El peor escenario: Médicos desarmados y sin vacunas

Lo que verdaderamente infunde pánico entre los expertos de la salud es la falta de herramientas médicas. A diferencia de brotes anteriores donde la vacuna Ervebo salvó miles de vidas, actualmente no existe ninguna vacuna ni tratamiento aprobado que sea eficaz contra la cepa Bundibugyo. El personal médico está combatiendo el virus con las manos atadas; de hecho, la muerte de al menos cuatro enfermeros y trabajadores de la salud en los primeros días del brote confirma que el contagio intrahospitalario está acelerando la crisis. Aunque la OMS ha convocado a comités de expertos de urgencia para evaluar vacunas experimentales, la distribución de cualquier prototipo viable podría tardar meses.

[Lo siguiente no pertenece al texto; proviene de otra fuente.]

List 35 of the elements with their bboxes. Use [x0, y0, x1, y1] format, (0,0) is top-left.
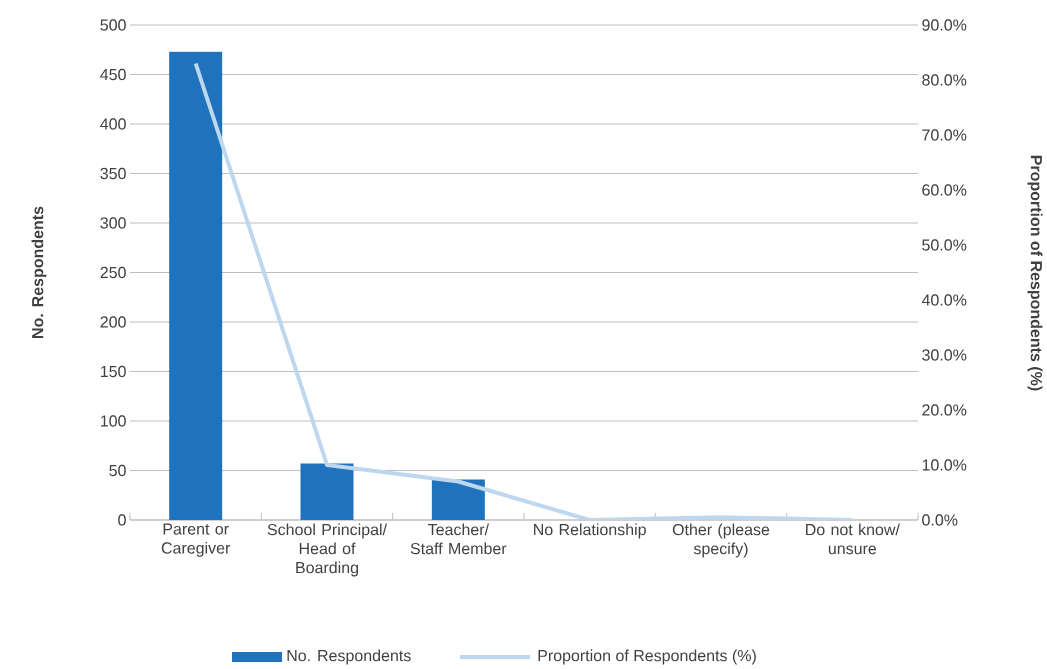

¿Al filo de una nueva pandemia? El factor humanitario

La viabilidad de que este brote se convierta en una catástrofe continental o global es un riesgo latente que las autoridades no descartan. La región afectada en la RDC atraviesa por una severa crisis humanitaria, caracterizada por conflictos armados, desplazamiento forzado de poblaciones y desconfianza social hacia los centros de salud. Los rituales funerarios tradicionales —donde los cuerpos altamente infecciosos son manipulados sin protección— han vuelto a ser el principal motor de superdispersión del virus. Si la comunidad internacional no logra coordinar un cerco epidemiológico estricto de inmediato, la alta movilidad poblacional en un mundo globalizado podría transformar este foco rojo en una emergencia sanitaria de proporciones insospechadas.